The ecourse Big Data I co-developed with Laudius and another teacher in 2018 is about what Big Data is, the ethics in Big Data and the analysis of Big Data. Big Data is mostly analyzed with statistics because it is mostly quantitative data.
The book Small Data written by Martin Lindstrom tells us about what Small Data is using real life cases. Lindstrom argues in the book that because of our contemporary preoccupation with digital data we endangers high quality insights and observations. Therefore society needs Small Data.
Small Data are the rituals, habits, gestures, preferences, the small details, likes, dislikes, hesitations, speech patterns, decors, password, tweets, status updates, etc. Small Data are for example a family's shoe collection and the photo album on Facebook.
Big Data has the following attributes accoording to the book 'Succes met Big Data' used in my Big Data ecourse:
Large amounts of data
No checks on the completeness of each component
Absence of any organization
The amount of data can change at any time.

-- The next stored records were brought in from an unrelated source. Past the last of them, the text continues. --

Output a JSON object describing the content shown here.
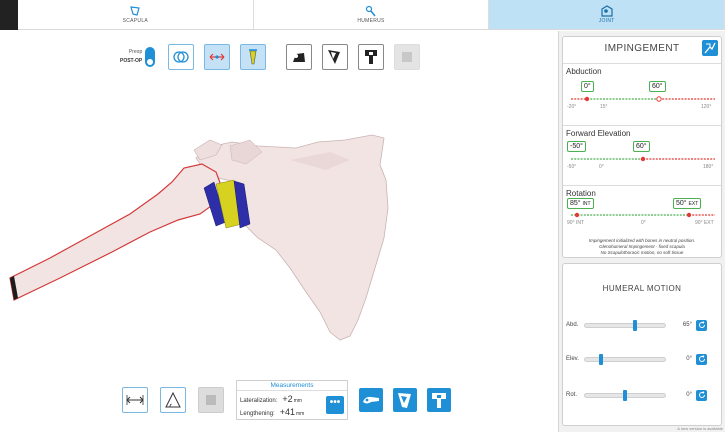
{
  "tabs": [
    {
      "label": "SCAPULA",
      "icon": "scapula-icon"
    },
    {
      "label": "HUMERUS",
      "icon": "humerus-icon"
    },
    {
      "label": "JOINT",
      "icon": "joint-icon"
    }
  ],
  "active_tab": "JOINT",
  "toolbar": {
    "toggle_top": "Preop",
    "toggle_bottom": "POST-OP"
  },
  "impingement": {
    "title": "IMPINGEMENT",
    "abduction": {
      "label": "Abduction",
      "left_value": "0°",
      "right_value": "60°",
      "ticks": [
        "-20°",
        "15°",
        "120°"
      ]
    },
    "forward_elevation": {
      "label": "Forward Elevation",
      "left_value": "-50°",
      "right_value": "60°",
      "ticks": [
        "-50°",
        "0°",
        "180°"
      ]
    },
    "rotation": {
      "label": "Rotation",
      "left_value": "85°",
      "left_unit": "INT",
      "right_value": "50°",
      "right_unit": "EXT",
      "ticks": [
        "90° INT",
        "0°",
        "90° EXT"
      ]
    },
    "note_lines": [
      "Impingement initialized with bones in neutral position.",
      "Glenohumeral Impingement - fixed scapula",
      "No Scapulothoracic motion, no soft tissue"
    ]
  },
  "humeral_motion": {
    "title": "HUMERAL MOTION",
    "rows": [
      {
        "label": "Abd.",
        "value": "65°",
        "level": 0.62
      },
      {
        "label": "Elev.",
        "value": "0°",
        "level": 0.2
      },
      {
        "label": "Rot.",
        "value": "0°",
        "level": 0.5
      }
    ]
  },
  "measurements": {
    "title": "Measurements",
    "lateralization_label": "Lateralization:",
    "lateralization_value": "+2",
    "lengthening_label": "Lengthening:",
    "lengthening_value": "+41",
    "unit": "mm",
    "more": "•••"
  },
  "footer_note": "A new version is available",
  "colors": {
    "accent": "#1f8fd6",
    "active_tab": "#bfe1f5",
    "bone": "#f3e4e4",
    "implant_blue": "#2e2ea8",
    "implant_yellow": "#d7d21f",
    "free_range": "#4caf50",
    "impinged_range": "#e53935"
  }
}
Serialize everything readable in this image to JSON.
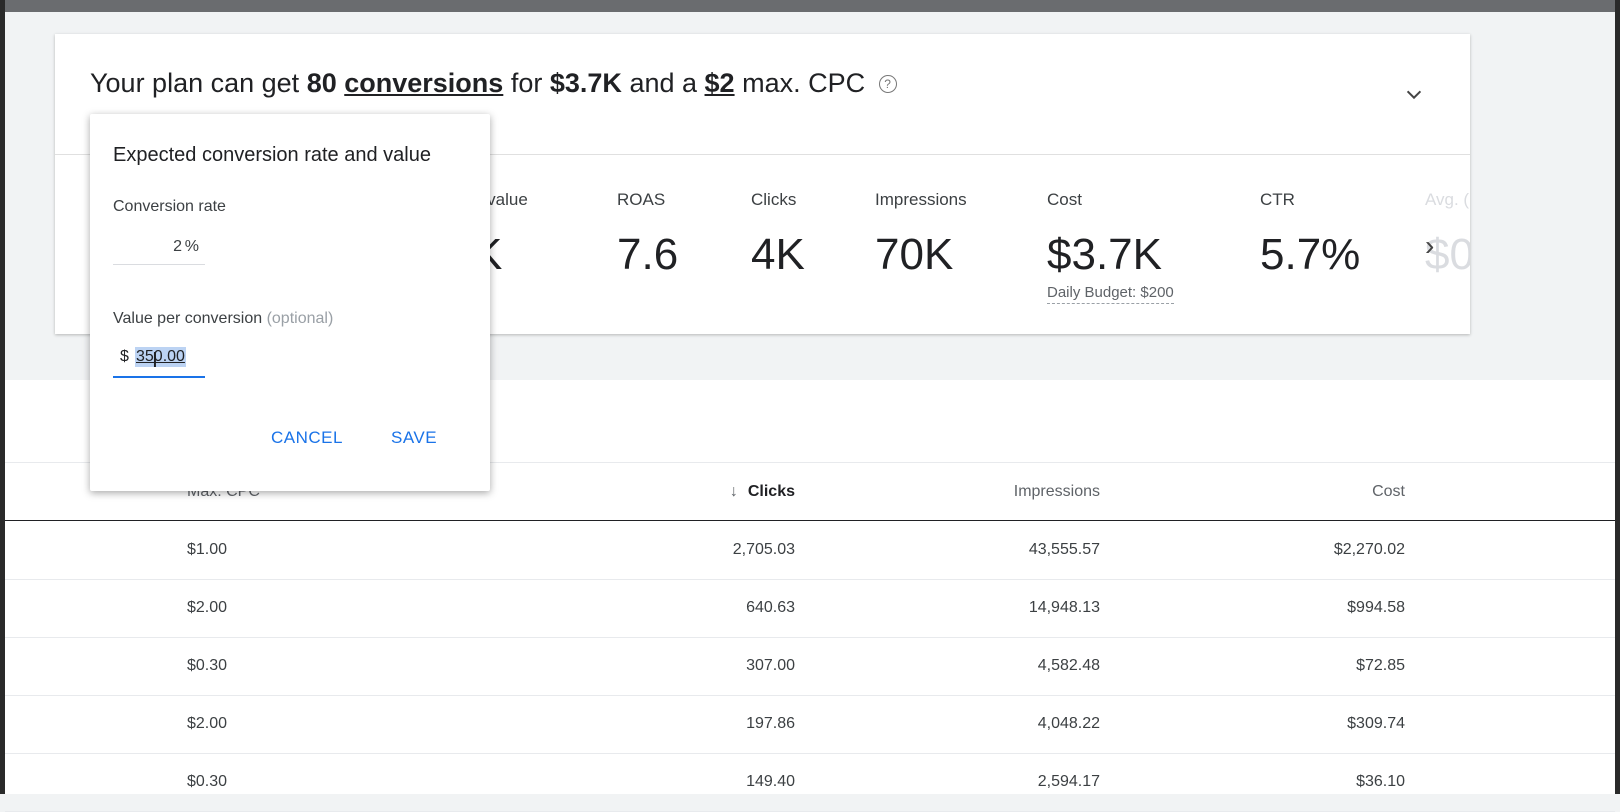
{
  "summary": {
    "headline": {
      "prefix": "Your plan can get",
      "conversions_num": "80",
      "conversions_word": "conversions",
      "for_word": "for",
      "cost": "$3.7K",
      "and_a": "and a",
      "cpc": "$2",
      "suffix": "max. CPC"
    },
    "help_icon_glyph": "?",
    "expand_icon": "chevron-down-icon",
    "metrics": [
      {
        "label": "n value",
        "value": "K"
      },
      {
        "label": "ROAS",
        "value": "7.6"
      },
      {
        "label": "Clicks",
        "value": "4K"
      },
      {
        "label": "Impressions",
        "value": "70K"
      },
      {
        "label": "Cost",
        "value": "$3.7K",
        "sub": "Daily Budget: $200"
      },
      {
        "label": "CTR",
        "value": "5.7%"
      },
      {
        "label": "Avg. (",
        "value": "$0"
      }
    ],
    "next_icon": "chevron-right-icon",
    "next_glyph": "›"
  },
  "table": {
    "columns": [
      "Max. CPC",
      "Clicks",
      "Impressions",
      "Cost"
    ],
    "sort_glyph": "↓",
    "sorted_column": "Clicks",
    "rows": [
      [
        "$1.00",
        "2,705.03",
        "43,555.57",
        "$2,270.02"
      ],
      [
        "$2.00",
        "640.63",
        "14,948.13",
        "$994.58"
      ],
      [
        "$0.30",
        "307.00",
        "4,582.48",
        "$72.85"
      ],
      [
        "$2.00",
        "197.86",
        "4,048.22",
        "$309.74"
      ],
      [
        "$0.30",
        "149.40",
        "2,594.17",
        "$36.10"
      ]
    ]
  },
  "dialog": {
    "title": "Expected conversion rate and value",
    "conversion_rate_label": "Conversion rate",
    "conversion_rate_value": "2",
    "conversion_rate_unit": "%",
    "value_label": "Value per conversion",
    "value_optional": "(optional)",
    "currency": "$",
    "value": "350.00",
    "cursor_glyph": "I",
    "cancel_label": "CANCEL",
    "save_label": "SAVE"
  },
  "colors": {
    "accent": "#1a73e8",
    "selection": "#bcd3f3"
  }
}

In the ecourse the students learn two definitions for Big Data. The student learn that 'Big Data is such a large amount of unstructured and sometimes incomplete set of data that processing it with conventional database systems is not possible'. And the second definition the students learn is 'Big Data are collections of data that are characterized by large quantity (volume), the high speed at which new data is created (velocity) and the large mutual variation (variety)'. The combination of these two definitions and the attributes make that Big Data is about quantity and hypotheses and not details.
It is necessary to point out the difference between Big Data and Small Data to know why both is necessary during research. Not both are used in all kinds of research. Depending on the research that is going to be performed the researchers can choose between Big Data or Small Data or for a combination of both. Big Data’s problem is the mismatch between technology and human. Humans don’t always do what is predicted, technology is programmed to always do the same. Big Data lives in databases that are defined too narrowly to create insight. Insight is provided by enriching Big Data with Small Data. Small Data is about emotions, Big Data is not.
A single piece of Small Data is not enough to create a hypothesis or a foundation for a business strategy. Big Data is a foundation for business strategy, but if companies want to understand consumers Big Data can offer valuable, but incomplete solutions. The marriage between Big Data and Small Data is essential for success. Big Data and Small Data are partners in a dance, a share quest for balance between them. Big Data helps us cut corners and automate our lives, humans will evolve simultaneously to address and pivot around the changes technology creates. Big Data might find it hard to find meaning, relevance, or insights. The insights are provided by collecting Small Data. Small Data is about the details, sometimes it is personal data like a grocery list.